RFID chips are a terrible idea. They don't belong in passports, they don't belong in guns either. So does a lot of the stuff suggested in the article like GPS devices -

The potential for abuse is enormous. Apart from the potential abuse by citizens, the risk for abuse by the state is even bigger. History has shown that if you give instruments of surveillance to the government, they will use them, often only stopped by the courts, which remain one of the last resorts to defend citizen rights.
All the measures suggested in the article are too high tech solutions. This means a system could also have a high failure rate in situations where it must not. Despise the high tech, sensors, of any kind, are not that smart and can be fooled much easier than a human being.

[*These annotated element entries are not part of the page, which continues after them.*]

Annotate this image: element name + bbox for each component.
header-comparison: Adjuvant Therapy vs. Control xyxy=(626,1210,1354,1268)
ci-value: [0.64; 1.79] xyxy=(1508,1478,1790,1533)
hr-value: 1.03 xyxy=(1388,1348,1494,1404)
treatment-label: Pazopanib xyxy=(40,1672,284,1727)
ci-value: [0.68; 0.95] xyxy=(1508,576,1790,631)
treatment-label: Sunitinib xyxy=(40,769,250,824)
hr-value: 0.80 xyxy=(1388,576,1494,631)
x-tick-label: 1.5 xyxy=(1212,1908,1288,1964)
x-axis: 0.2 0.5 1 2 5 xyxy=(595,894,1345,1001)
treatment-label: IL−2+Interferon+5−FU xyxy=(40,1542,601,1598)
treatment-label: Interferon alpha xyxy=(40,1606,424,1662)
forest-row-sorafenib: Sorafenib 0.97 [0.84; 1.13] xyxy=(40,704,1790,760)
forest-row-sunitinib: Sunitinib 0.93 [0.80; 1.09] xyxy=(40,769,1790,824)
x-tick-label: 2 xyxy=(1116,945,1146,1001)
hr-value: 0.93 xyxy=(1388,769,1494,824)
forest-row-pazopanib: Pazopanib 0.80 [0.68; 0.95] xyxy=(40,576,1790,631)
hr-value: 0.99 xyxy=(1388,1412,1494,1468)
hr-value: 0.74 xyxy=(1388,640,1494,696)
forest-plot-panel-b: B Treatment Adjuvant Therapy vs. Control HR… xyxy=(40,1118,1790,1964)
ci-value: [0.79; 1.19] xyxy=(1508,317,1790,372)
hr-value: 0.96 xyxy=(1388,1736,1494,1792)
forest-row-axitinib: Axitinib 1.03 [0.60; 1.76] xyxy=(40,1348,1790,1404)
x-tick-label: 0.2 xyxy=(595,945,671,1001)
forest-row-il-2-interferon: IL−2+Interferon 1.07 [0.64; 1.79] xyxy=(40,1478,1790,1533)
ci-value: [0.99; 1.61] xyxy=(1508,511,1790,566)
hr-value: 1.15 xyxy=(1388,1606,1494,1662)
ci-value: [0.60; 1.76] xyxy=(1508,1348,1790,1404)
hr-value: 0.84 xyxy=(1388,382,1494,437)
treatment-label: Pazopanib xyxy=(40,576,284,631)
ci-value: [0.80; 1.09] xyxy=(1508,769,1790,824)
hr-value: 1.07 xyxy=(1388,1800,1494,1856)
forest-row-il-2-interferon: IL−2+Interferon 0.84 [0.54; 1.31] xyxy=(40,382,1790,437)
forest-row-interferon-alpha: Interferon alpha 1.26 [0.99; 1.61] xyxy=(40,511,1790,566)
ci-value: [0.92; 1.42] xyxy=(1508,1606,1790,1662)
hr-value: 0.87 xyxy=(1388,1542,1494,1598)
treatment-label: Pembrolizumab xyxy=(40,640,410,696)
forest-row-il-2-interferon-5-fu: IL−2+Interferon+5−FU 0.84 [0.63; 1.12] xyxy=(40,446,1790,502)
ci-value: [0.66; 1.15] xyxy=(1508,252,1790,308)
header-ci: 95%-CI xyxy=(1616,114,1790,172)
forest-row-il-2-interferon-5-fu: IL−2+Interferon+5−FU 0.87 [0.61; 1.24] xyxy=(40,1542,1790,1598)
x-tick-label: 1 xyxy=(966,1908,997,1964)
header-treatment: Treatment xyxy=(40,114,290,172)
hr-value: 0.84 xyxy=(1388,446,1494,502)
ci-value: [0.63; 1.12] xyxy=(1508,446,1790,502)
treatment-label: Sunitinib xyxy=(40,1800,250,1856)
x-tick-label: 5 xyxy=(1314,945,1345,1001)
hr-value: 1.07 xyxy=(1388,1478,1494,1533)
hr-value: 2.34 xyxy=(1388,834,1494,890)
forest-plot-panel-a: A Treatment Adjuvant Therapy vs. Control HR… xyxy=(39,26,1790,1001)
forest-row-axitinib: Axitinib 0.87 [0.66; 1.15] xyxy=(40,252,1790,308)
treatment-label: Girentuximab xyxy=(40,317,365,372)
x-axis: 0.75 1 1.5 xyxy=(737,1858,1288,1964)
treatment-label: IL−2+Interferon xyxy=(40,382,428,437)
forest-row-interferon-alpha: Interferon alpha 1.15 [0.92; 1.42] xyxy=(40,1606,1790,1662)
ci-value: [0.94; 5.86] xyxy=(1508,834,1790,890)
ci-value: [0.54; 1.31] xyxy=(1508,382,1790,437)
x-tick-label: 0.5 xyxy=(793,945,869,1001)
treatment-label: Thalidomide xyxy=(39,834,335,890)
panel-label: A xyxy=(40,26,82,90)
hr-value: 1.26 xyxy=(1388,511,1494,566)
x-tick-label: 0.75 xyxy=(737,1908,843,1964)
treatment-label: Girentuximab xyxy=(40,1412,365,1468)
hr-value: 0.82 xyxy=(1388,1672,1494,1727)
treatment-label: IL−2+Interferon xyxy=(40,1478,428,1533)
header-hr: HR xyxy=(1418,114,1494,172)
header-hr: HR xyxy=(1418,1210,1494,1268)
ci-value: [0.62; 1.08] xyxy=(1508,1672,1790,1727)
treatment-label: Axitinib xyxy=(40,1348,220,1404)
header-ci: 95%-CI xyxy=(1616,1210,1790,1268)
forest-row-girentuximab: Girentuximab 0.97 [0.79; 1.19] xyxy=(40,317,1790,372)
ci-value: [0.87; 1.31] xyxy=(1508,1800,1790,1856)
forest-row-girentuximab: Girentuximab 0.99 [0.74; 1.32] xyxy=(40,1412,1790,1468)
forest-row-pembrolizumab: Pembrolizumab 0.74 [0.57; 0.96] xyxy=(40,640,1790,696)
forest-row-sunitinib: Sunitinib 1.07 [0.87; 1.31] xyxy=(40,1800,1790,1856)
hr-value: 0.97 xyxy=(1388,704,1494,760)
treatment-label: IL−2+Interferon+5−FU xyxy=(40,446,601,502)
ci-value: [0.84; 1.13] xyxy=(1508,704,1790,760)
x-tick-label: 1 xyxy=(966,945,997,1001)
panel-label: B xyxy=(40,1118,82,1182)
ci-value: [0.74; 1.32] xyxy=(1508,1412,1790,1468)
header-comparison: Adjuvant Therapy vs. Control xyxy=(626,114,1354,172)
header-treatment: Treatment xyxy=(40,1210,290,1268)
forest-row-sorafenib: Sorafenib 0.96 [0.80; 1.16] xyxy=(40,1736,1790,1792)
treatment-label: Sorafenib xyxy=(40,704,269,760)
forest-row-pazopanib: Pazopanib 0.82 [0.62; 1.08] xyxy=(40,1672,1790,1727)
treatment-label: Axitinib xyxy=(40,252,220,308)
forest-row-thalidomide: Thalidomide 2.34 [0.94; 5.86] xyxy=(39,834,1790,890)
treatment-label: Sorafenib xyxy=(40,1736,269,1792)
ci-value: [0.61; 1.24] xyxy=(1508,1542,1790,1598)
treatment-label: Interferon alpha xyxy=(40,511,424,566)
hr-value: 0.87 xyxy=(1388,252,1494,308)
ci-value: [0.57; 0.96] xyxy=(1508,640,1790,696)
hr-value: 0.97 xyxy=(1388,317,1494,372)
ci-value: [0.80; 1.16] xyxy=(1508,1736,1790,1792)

A lower tech suggestion, to stop
spontanious misuse could be fingerprint sensors. This way a weapon that is taken from you, can not be used against you - at least not directly. Of course the control, whose fingerprints are registered to the gun, should remain in the hands of the legal owner. For example your weapon for home defense could be green-lit to be shot by the owner, the spouse, the teenage kid, but not the 4 year old child.
I got this idea from Shadowrun, so there might be real life objections, or even tests which make my suggestion moot. I am open to hear which flaws you folks see in this idea.
Finally, the most efficient way to bring crime down in America, would be adopting a social security web that is worth its name. Maybe you would have more freeloaders, but imo the overall positive effects would trump the negative ones in any aspect.